The children were active energetic young people and it required lots of food to fill them full and meet their nutritional. Mostly they liked all the food I prepared. There very few dishes the children did not care for. Robert was not fond of fried liver. However, if I smothered the liver with onions he would eat and not complain. Wesley did not especially care for raisins. None-the-less, he always ate the cakes and cookies that were made with raisins as one of the ingredients.

One particular evening I made stew for supper. I had filled the large capacity fry-pan to the brim with this tasty dish. All the children liked stew and thought a meal with stew was a special treat. We had home-made biscuits and a tossed green salad to finish out our evening meal.

The container of stew did not last long and was soon empty.

“My, that surely tasted good!,” Robert exclaimed.

“I wish you would make stew more often. I really like it.” Wesley added.

Baby Stacy, setting in his high-chair, had cleaned up all the stew in his dish. He wanted to get down from his high-chair. Stacy was cute when he fed himself. Sometimes he would hold the spoon in his right hand in the proper way and eat the larger portions out of the bowl with his left hand.

“But I am still hungry! I want some more,” Kerry lamented. There was dismay in the tone of his voice because the fry-pan was totally empty and the pan had been spooned out clean.

“Well, Son,” Mom replied get some peanut butter and honey and mix them together. That would be very good on a slice of new bread.” Kerry did just that and filled his little tummy to full contentment.

Another meal everyone loved was chicken and noodles. After cooking a stewing chicken, home-made noodles were made and added to the chicken and broth. This mixture was heated until the dough was totally cooked. The noodle mixture was put over mashed potatoes. Oh, my what a wonderful meal that made.

Tafta stated, “Be sure to make enough noodles so we will have some for left-overs.”

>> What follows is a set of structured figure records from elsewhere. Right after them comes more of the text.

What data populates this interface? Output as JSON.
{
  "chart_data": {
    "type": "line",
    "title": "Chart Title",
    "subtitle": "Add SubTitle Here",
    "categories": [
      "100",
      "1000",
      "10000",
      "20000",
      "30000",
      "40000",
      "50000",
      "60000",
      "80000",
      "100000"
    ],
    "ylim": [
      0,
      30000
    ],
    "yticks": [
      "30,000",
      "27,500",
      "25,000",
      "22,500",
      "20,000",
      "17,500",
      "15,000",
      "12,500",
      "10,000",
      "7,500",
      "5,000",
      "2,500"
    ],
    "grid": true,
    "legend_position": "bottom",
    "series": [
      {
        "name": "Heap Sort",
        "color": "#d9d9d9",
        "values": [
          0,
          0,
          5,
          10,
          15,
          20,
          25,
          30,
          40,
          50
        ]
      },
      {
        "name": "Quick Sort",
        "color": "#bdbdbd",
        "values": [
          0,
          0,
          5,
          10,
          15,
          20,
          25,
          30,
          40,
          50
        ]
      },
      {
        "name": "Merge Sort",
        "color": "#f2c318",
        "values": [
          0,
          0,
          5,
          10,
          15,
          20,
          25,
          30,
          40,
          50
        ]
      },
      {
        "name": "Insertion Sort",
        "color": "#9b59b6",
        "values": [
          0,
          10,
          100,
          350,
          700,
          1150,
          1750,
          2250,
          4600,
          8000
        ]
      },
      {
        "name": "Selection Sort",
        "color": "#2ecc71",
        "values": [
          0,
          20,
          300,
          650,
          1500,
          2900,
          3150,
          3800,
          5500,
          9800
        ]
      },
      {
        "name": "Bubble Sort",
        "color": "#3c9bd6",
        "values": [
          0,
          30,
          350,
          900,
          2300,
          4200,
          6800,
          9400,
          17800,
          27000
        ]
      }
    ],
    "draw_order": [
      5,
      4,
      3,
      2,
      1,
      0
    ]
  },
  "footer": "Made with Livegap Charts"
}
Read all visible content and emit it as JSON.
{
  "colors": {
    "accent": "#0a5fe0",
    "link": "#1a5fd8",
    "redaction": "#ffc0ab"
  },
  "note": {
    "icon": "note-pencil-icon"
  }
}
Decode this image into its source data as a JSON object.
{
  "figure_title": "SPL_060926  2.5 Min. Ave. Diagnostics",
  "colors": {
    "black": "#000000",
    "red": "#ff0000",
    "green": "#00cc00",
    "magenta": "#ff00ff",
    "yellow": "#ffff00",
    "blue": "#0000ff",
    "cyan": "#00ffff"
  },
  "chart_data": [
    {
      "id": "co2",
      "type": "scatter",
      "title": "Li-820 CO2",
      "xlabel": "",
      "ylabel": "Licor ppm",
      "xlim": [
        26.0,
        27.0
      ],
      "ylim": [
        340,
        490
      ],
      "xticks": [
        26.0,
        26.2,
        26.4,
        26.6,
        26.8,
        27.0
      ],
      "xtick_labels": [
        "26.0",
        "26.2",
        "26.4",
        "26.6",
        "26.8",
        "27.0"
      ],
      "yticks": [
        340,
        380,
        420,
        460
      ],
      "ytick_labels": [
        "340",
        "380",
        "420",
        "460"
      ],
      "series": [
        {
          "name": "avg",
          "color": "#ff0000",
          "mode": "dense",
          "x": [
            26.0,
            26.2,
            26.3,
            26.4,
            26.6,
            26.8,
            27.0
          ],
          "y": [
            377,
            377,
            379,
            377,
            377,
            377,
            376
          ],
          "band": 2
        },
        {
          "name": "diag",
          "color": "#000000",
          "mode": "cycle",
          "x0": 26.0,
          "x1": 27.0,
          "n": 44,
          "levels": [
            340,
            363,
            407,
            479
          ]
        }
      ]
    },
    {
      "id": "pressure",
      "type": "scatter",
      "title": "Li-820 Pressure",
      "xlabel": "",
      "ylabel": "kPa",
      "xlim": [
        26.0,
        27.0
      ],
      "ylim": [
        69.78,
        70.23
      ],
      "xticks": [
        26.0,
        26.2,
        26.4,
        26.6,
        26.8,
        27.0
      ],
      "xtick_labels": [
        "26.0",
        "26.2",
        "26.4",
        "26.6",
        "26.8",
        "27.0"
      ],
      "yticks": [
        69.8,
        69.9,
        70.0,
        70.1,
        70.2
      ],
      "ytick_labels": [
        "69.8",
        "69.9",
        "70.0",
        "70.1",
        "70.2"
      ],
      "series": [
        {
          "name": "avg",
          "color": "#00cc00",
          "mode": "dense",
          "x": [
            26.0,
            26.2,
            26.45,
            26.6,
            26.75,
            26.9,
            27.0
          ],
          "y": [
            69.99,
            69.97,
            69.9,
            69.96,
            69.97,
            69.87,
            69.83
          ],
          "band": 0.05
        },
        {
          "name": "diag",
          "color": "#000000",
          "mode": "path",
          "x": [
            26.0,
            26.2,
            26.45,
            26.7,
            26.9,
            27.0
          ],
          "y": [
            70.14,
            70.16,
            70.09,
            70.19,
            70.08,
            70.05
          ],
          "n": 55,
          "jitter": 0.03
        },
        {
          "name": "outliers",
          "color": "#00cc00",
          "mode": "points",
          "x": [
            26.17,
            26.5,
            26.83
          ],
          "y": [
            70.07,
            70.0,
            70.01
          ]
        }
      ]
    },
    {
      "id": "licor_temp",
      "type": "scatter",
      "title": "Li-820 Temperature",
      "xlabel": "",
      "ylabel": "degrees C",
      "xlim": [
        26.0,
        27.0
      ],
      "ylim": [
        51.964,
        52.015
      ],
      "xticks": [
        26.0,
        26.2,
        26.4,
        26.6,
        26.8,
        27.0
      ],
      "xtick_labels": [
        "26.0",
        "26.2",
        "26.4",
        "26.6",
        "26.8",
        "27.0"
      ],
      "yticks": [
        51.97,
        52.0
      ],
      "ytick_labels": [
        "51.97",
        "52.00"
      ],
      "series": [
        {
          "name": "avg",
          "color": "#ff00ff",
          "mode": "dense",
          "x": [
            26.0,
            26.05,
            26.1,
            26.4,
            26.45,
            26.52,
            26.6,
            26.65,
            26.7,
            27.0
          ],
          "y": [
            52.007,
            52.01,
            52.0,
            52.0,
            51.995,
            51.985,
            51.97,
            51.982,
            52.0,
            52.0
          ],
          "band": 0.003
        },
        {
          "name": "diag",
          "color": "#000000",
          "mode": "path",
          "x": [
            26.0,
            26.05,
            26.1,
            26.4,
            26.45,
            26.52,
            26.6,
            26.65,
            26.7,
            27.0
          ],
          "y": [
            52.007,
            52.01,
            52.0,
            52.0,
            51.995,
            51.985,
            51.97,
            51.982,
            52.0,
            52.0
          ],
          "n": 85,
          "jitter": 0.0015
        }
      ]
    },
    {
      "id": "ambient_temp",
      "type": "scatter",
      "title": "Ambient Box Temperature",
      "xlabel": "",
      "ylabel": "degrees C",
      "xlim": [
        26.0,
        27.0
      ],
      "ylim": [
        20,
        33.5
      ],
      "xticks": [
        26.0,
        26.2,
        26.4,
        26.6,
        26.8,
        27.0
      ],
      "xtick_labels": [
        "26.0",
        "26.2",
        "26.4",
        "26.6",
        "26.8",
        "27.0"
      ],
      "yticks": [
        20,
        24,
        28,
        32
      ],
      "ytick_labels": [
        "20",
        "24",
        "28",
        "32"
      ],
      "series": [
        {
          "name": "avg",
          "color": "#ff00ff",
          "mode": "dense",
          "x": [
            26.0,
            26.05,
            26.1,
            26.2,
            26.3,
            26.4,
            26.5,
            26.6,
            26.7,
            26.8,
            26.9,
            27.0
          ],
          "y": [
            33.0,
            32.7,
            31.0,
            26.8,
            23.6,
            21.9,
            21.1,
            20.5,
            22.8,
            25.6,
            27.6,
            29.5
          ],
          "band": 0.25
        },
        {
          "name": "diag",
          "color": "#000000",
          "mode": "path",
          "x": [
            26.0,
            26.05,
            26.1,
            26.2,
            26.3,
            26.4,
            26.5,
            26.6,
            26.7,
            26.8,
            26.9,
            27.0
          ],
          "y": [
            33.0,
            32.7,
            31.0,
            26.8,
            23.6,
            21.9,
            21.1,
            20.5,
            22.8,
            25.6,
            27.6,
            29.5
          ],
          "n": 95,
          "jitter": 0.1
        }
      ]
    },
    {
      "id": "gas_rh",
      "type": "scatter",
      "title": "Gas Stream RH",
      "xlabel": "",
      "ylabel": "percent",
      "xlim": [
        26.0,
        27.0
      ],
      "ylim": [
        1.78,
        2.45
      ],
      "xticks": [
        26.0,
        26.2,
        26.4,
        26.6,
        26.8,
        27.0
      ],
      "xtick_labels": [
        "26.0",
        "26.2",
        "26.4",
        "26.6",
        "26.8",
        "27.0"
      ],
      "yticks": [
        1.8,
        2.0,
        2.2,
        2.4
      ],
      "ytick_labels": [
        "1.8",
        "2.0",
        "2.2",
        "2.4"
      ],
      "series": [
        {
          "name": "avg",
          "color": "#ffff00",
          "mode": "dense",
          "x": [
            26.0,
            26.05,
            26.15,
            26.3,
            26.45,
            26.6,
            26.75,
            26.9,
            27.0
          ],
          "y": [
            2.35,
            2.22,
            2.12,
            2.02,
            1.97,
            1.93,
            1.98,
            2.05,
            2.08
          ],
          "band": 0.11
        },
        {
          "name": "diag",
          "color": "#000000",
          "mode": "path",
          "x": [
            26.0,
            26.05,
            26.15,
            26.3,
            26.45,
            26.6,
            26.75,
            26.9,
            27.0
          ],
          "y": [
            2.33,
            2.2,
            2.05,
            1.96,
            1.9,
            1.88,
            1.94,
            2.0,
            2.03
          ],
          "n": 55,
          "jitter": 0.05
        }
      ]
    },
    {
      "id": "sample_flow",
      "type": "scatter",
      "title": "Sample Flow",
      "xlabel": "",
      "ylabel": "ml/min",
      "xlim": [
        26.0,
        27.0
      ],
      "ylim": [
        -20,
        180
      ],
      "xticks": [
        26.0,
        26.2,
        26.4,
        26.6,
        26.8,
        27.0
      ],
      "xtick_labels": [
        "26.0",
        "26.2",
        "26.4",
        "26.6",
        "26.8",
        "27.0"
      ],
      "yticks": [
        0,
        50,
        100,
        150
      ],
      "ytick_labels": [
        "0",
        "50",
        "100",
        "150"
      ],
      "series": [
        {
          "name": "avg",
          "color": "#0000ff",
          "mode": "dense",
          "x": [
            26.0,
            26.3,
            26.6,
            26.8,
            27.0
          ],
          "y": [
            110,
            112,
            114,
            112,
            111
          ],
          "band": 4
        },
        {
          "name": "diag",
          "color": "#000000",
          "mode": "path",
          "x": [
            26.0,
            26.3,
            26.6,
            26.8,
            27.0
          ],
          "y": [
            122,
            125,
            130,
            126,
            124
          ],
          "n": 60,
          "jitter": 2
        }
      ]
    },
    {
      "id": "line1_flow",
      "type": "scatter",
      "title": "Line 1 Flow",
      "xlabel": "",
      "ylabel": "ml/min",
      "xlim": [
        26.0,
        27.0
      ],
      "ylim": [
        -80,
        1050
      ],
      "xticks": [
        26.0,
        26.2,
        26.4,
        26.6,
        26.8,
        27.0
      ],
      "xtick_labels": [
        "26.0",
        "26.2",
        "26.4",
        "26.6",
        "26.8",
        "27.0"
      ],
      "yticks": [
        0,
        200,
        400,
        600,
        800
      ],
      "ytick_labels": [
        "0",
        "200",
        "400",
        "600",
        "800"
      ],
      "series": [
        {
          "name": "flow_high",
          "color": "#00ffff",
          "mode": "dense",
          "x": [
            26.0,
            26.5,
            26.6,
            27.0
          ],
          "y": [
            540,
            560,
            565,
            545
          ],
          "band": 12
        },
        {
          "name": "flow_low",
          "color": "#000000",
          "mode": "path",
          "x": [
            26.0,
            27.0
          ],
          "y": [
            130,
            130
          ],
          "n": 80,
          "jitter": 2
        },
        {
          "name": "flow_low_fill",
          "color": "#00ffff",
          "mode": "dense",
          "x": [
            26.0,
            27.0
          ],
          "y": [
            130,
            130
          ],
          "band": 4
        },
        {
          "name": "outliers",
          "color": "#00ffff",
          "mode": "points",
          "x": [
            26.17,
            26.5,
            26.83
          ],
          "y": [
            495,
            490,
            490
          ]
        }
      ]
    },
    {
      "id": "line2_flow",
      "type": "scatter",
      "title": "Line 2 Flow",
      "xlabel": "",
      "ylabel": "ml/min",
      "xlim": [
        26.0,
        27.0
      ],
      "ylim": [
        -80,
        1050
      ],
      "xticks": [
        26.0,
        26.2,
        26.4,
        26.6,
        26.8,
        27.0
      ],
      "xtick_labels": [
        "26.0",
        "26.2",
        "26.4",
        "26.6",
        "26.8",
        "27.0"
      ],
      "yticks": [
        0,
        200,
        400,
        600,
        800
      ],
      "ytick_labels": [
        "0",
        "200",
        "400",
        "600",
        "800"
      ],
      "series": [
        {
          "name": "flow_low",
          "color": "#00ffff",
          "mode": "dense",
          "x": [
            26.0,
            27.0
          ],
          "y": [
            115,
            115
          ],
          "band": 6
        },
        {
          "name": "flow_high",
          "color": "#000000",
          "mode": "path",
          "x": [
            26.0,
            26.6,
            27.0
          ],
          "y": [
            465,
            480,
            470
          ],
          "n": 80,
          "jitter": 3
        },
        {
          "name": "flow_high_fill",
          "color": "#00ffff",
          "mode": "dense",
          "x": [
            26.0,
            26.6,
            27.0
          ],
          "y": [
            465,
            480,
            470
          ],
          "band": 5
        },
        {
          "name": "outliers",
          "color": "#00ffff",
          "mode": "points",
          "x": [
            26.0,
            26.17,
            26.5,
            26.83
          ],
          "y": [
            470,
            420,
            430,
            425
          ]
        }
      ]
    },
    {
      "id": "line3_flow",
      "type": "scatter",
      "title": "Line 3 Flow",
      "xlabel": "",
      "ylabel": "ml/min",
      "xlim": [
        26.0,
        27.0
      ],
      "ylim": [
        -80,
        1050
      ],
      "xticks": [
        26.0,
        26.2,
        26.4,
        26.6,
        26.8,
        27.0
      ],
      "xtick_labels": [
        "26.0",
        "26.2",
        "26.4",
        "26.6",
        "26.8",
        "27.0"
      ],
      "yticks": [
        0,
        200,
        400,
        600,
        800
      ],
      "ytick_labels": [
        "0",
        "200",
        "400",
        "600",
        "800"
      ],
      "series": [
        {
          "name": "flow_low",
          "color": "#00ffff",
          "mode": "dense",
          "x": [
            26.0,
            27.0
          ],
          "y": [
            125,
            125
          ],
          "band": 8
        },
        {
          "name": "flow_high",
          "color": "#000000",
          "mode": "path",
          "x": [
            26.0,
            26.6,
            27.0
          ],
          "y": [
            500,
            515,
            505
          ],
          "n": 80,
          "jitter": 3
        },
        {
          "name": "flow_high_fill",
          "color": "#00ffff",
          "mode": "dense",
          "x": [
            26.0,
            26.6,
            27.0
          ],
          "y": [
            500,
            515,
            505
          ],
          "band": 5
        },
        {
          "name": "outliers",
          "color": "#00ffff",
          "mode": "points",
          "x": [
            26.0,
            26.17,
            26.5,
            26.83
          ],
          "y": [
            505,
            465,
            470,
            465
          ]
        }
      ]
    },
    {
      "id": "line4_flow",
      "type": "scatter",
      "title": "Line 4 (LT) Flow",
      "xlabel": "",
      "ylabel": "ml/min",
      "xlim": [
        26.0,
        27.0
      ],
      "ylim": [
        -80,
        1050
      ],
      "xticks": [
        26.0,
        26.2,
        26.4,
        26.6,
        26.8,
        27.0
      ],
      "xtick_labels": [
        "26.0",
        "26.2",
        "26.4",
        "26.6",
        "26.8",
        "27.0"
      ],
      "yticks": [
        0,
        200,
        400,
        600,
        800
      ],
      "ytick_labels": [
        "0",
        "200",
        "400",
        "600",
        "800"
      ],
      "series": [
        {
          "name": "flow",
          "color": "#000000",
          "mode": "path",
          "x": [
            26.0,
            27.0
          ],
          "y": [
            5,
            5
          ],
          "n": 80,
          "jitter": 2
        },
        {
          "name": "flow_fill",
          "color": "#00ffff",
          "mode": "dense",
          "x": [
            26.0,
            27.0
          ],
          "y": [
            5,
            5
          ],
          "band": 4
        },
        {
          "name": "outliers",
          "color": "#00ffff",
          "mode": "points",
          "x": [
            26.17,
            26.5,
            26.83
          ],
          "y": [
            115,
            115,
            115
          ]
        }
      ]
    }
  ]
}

The family liked it when I made a meat loaf and baked potatoes to accompany the meal. Meat load was a favorite of Dads and he enjoyed it when I made the tasty food. Add a salad and I had a balanced diet for the children. The kids were healthy and they missed very few school days because of their healthy meals and life style.

I must also remember to state that Creamed New Peas, Potatoes, and Carrots was up there among their most favorite meals. No one complained about the work when we picked and then shelled peas prior to creating the dish. This was a dish that I learned how to make from my mother. She was a wonderful cook and her skill was enjoyed by my family.

A fun meal, I especially remember, was in the early summer and the Bing cherries had been harvested. I made a cherry pie using those delicious sweet cherries like my mother used to do. The children loved to have pie or, matter of fact, any dessert. But the children were looking forward to the ending of the meal with cherry pie.

“Gosh, I wish I could have all the cherry pie I wanted to eat,” Wesley lamented.

“Yes,” Kerry said shaking his head in agreement. “I wish the same thing.”

“Well,” Dad said, “Do you two boys think you could eat the rest of this pie?” Dad held out a big ten inch pie tin that was three-fourths full of cherry pie.

“Oh, Yes!” the boys exclaimed and smiled broadly.

“Alright,” Dad replied. “But you have to eat all of the pie!”

The two little boys slid over by each other and each took another piece of pie. They began to dig into the coveted, wonderful treat. The little fellows did very well until the pie was about two-thirds gone. Then their eating slowed down and the bites were a little less frequent. The whole family sat at the table and watched the two brothers in their attempt to consume the treat. I imagine they would have been seven and eight years of age.

It must be truly stated that they did finish off the pie and declared they had enough cherry pie for right now.

4 cups of carrots cut in ½ inch chunks
4 cups of new potatoes cut in chunks
1 or 2 pkgs. of frozen petite peas
Put carrots in a 6 quart pot and to a boil. Turn the heat down and cook for about ten minutes. Add potatoes and cook an additional ten minutes. Then add peas and bring to a boil and cook three to four minutes. (Do not overcook. Peas should have natural green color.)